Kocaman bir tabağına 8 Euro verdiğimi söylesem heralde inanamakta güçlük çekersiniz, ama evet burası Yunanistan ve burda balık ve türevleri çoook ucuz:)

Aliki’ye 3. gelişim de denize girme fırsatını yakalamış olmak çok güzeldi, bu deneyimi mutlaka siz de yaşamalısınız.

Yarım günümüzü burada geçirdikten sonra güneşin batışıyla beraber Potos’ta yemekte buluşmak üzere yola koyulduk.

3. ve son akşam yemeği tercihimizi geçen sene denediğimiz ve hayran kaldığımız Posedion’ dan yana kullandık. Yemeklerin lezzetini, servis kalitesini ve hızını, güler yüzlerini ve inanılmaz ekonomik hesabı tariflemek için kelimeler bulamıyorum.

9 kişilik muhteşem yemeğin ve 9 şişe uzo’nun ardından ödediğimiz 130 euro değerindeki hesap hepimizi şaşırtsa da, tek kelimeyle muhteşem bir geceydi.

Gecenin sonunu ise restaurantın hemen arkasındaki sokakta bulduğumuz krepçi ile taçlandırdık:)

Nutellalı Krep, iştahın son noktası:)) Doya doya yedik:)

Sonradan aramıza katılan arkadaşlarımız Dedeağaç’ı da görmek için erkenden adadan ayrılınca, son günümüzde adayı keşfetmek için yeniden 4 kişi kaldık..

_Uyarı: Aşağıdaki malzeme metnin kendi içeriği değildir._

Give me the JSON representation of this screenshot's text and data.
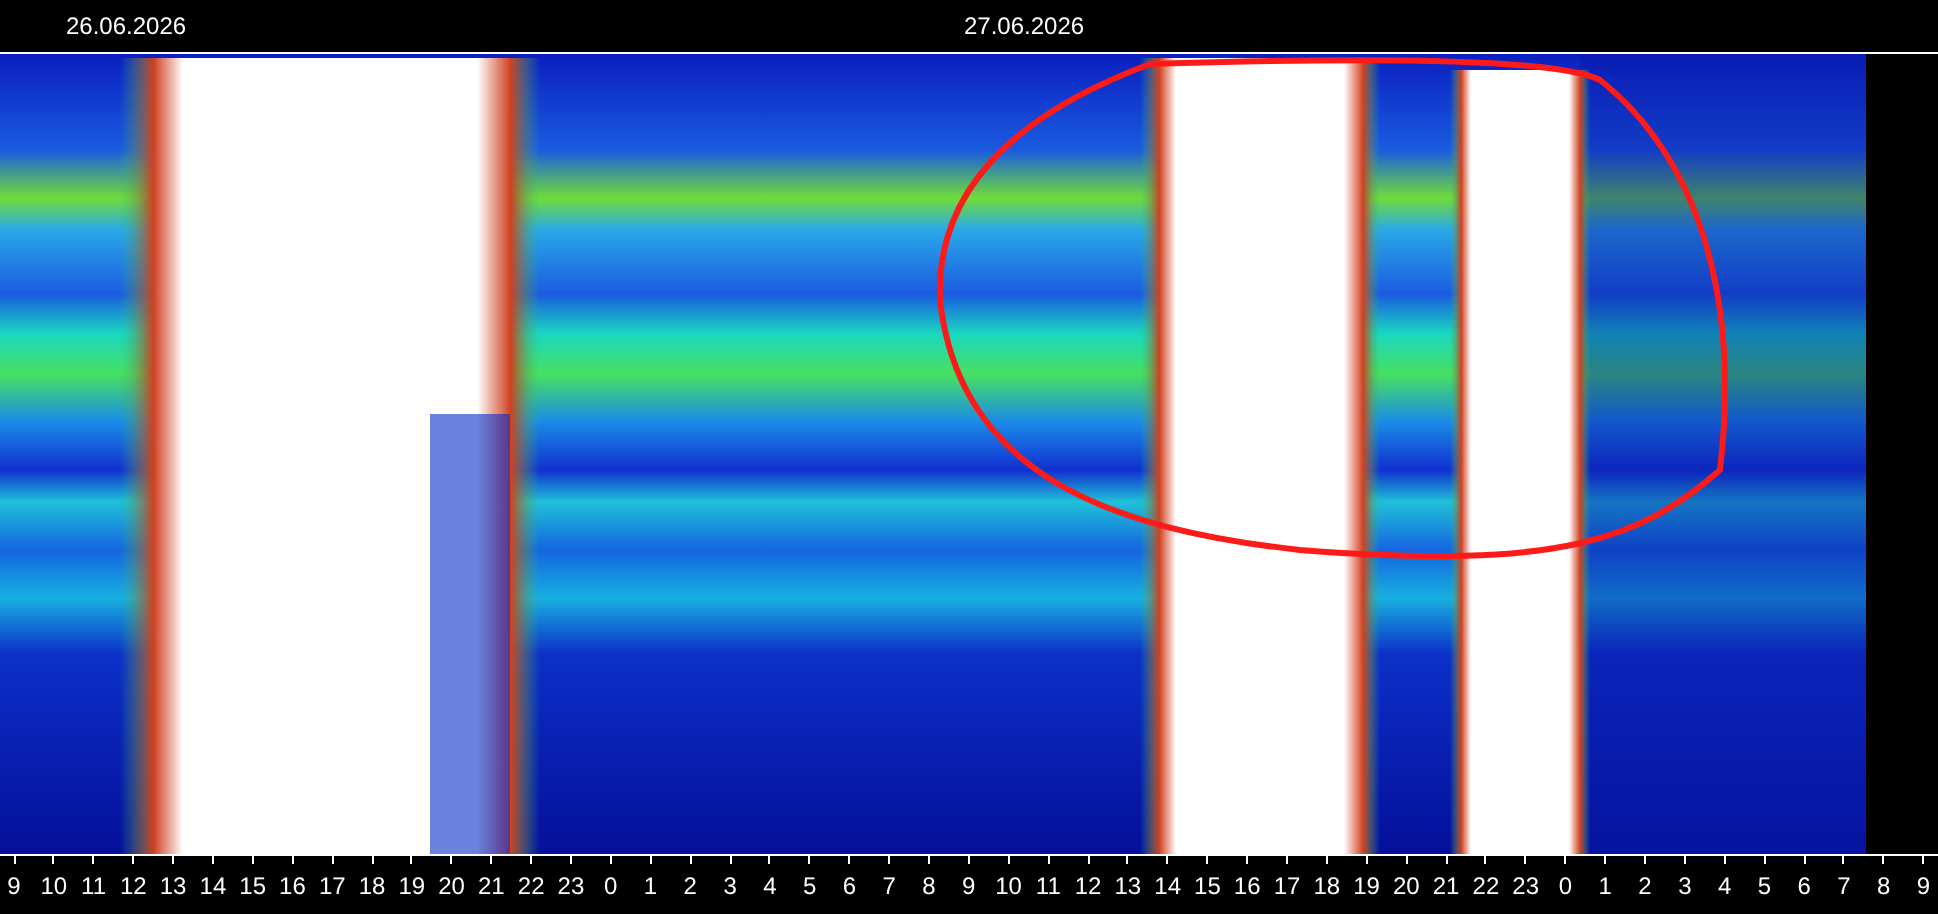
{
  "dates": [
    {
      "label": "26.06.2026"
    },
    {
      "label": "27.06.2026"
    }
  ],
  "hour_labels": [
    "9",
    "10",
    "11",
    "12",
    "13",
    "14",
    "15",
    "16",
    "17",
    "18",
    "19",
    "20",
    "21",
    "22",
    "23",
    "0",
    "1",
    "2",
    "3",
    "4",
    "5",
    "6",
    "7",
    "8",
    "9",
    "10",
    "11",
    "12",
    "13",
    "14",
    "15",
    "16",
    "17",
    "18",
    "19",
    "20",
    "21",
    "22",
    "23",
    "0",
    "1",
    "2",
    "3",
    "4",
    "5",
    "6",
    "7",
    "8",
    "9"
  ]
}
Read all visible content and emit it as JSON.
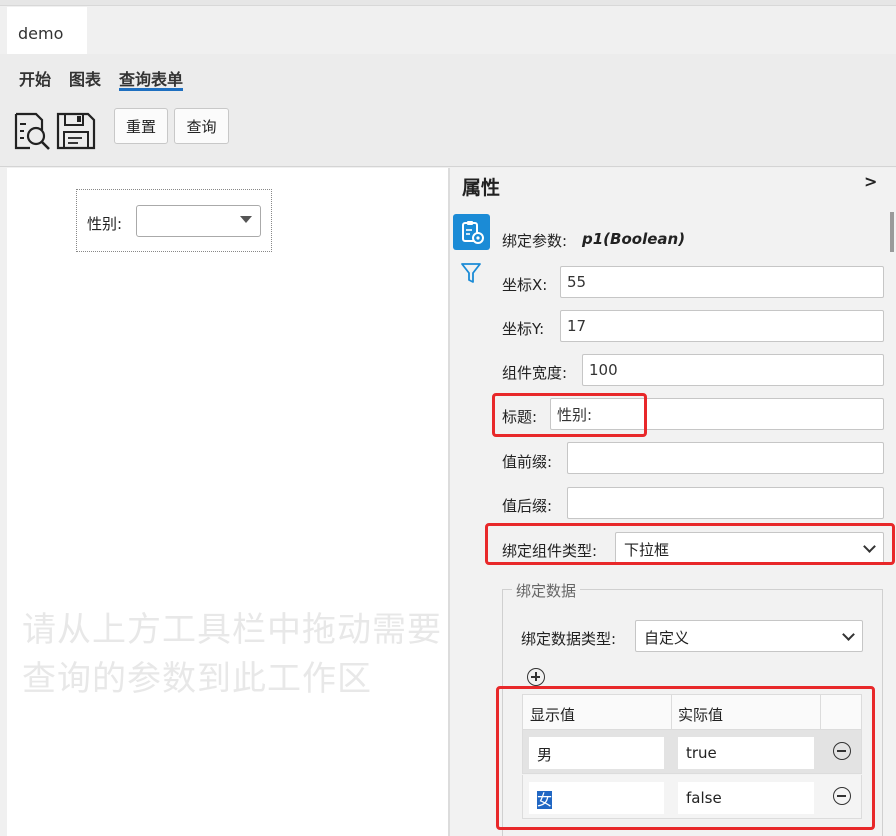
{
  "window": {
    "tab_title": "demo"
  },
  "menu": {
    "items": [
      "开始",
      "图表",
      "查询表单"
    ],
    "active": "查询表单",
    "accent_color": "#1e6fc0"
  },
  "toolbar": {
    "icons": [
      "preview-icon",
      "save-icon"
    ],
    "reset_label": "重置",
    "query_label": "查询"
  },
  "canvas": {
    "form_field": {
      "label": "性别:",
      "value": ""
    },
    "hint": "请从上方工具栏中拖动需要查询的参数到此工作区"
  },
  "panel": {
    "title": "属性",
    "collapse_label": ">",
    "bind_param_label": "绑定参数:",
    "bind_param_value": "p1(Boolean)",
    "x_label": "坐标X:",
    "x_value": "55",
    "y_label": "坐标Y:",
    "y_value": "17",
    "width_label": "组件宽度:",
    "width_value": "100",
    "caption_label": "标题:",
    "caption_value": "性别:",
    "prefix_label": "值前缀:",
    "prefix_value": "",
    "suffix_label": "值后缀:",
    "suffix_value": "",
    "component_type_label": "绑定组件类型:",
    "component_type_value": "下拉框",
    "bind_data": {
      "group_title": "绑定数据",
      "data_type_label": "绑定数据类型:",
      "data_type_value": "自定义",
      "columns": [
        "显示值",
        "实际值"
      ],
      "rows": [
        {
          "display": "男",
          "actual": "true"
        },
        {
          "display": "女",
          "actual": "false"
        }
      ]
    },
    "highlight_color": "#e8282a",
    "active_tab_color": "#1b8bd6"
  }
}
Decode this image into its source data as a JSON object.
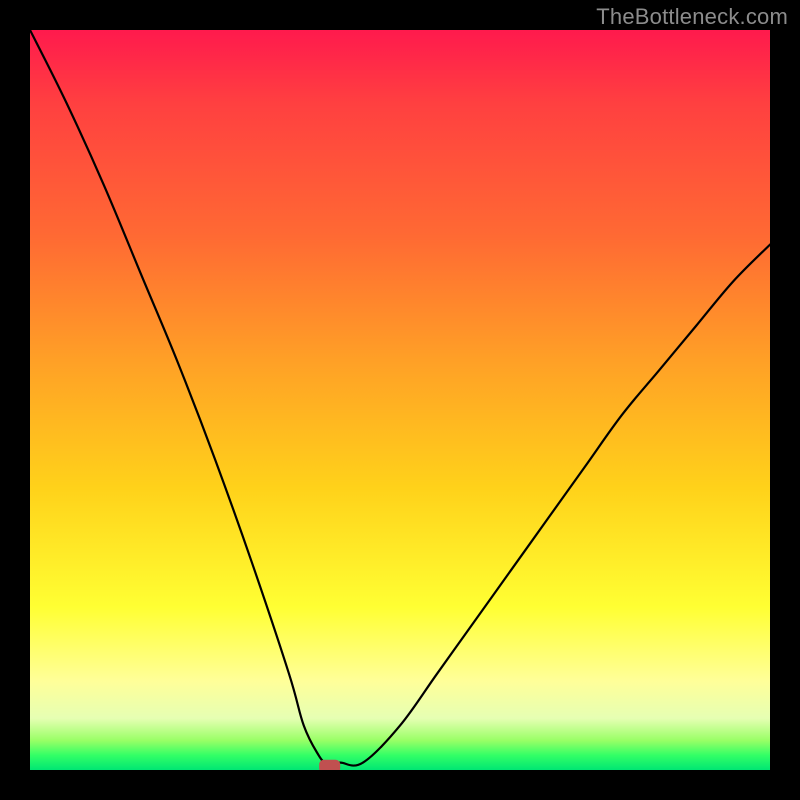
{
  "watermark": "TheBottleneck.com",
  "colors": {
    "curve_stroke": "#000000",
    "marker_fill": "#c05050",
    "frame_bg": "#000000"
  },
  "chart_data": {
    "type": "line",
    "title": "",
    "xlabel": "",
    "ylabel": "",
    "xlim": [
      0,
      100
    ],
    "ylim": [
      0,
      100
    ],
    "grid": false,
    "legend": false,
    "series": [
      {
        "name": "bottleneck-curve",
        "x": [
          0,
          5,
          10,
          15,
          20,
          25,
          30,
          35,
          37,
          39,
          40,
          41,
          42,
          45,
          50,
          55,
          60,
          65,
          70,
          75,
          80,
          85,
          90,
          95,
          100
        ],
        "values": [
          100,
          90,
          79,
          67,
          55,
          42,
          28,
          13,
          6,
          2,
          1,
          1,
          1,
          1,
          6,
          13,
          20,
          27,
          34,
          41,
          48,
          54,
          60,
          66,
          71
        ]
      }
    ],
    "marker": {
      "x": 40.5,
      "y": 0.5,
      "shape": "rounded-rect"
    },
    "background_gradient": {
      "direction": "top-to-bottom",
      "stops": [
        {
          "pos": 0.0,
          "color": "#ff1a4d"
        },
        {
          "pos": 0.28,
          "color": "#ff6a33"
        },
        {
          "pos": 0.62,
          "color": "#ffd21a"
        },
        {
          "pos": 0.88,
          "color": "#ffff99"
        },
        {
          "pos": 1.0,
          "color": "#00e673"
        }
      ]
    }
  }
}
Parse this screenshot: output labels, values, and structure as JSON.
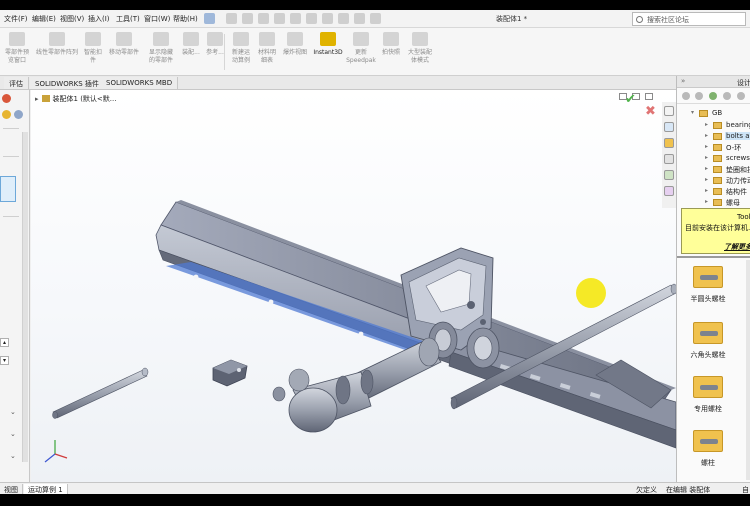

Hedefimiz ilk günden beri belliydi:) Marble Beach ya da yerel adıyla Saliera Beach. Otelden ayrılmadan bir kaç kişiye sorduk, yol kötü arabanıza yazık olur, isterseniz jeep kiralayın gibi yorumlar aldık, geçen sene de zaten bu yorumlardan dolayı burayı görememiştik. Başta emin olmasakta kendi arabamızla gitmeye karar verip yola koyulduk. Yaklaşık 4 km süren, engebeli, oldukça bozuk bir yol olsa da, emin olun Türkiye hatta İstanbul yollarına alışkın olan bizler için çok da kafaya takılacak bir durum yoktu. Hızı azaltıp dikkatlice gittiğiniz takdirde 20 dakika sonra koya varıyorsunuz.

 

Koyu ilk gördüğümde gerçekten gözlerime inanamadım, bembeyaz bir kumsal ve turkuaz bir su, sanki maldivler gibi.. Hıncahınç dolu, park yeri kadar oturacak yer de bulmak çok zor. Şezlonglar 2.5 euro. Ama yer yok. Bodrum, çeşme beach konseptıne alışık ve hazır olan bizler gözümüze kestirdiğimiz bir loca için fiyat sorduğumuzda yine şaşa kaldık:) 40 euro, tüm gün, hem de 40 euroya kadar tüm içecek ve yiyecekler dahil:)

 

Dünyalar kadar yedik içtik, yattık, yüzdük:) Buraya giderseniz hiç ama hiç düşünmeden localardan birini kiralayıp bu güzel koyun keyfini çıkartın.. Marble Beach Adanın kesinlikle en güzel yeri, yerini bulmak da oldukça kolay.

 

Limenas’a çok yakın Mkrymarios koyu veya otelini bulup giriş kapısının hemen sağ yanındaki orman yolundan aşağıya inmeniz yeterli:)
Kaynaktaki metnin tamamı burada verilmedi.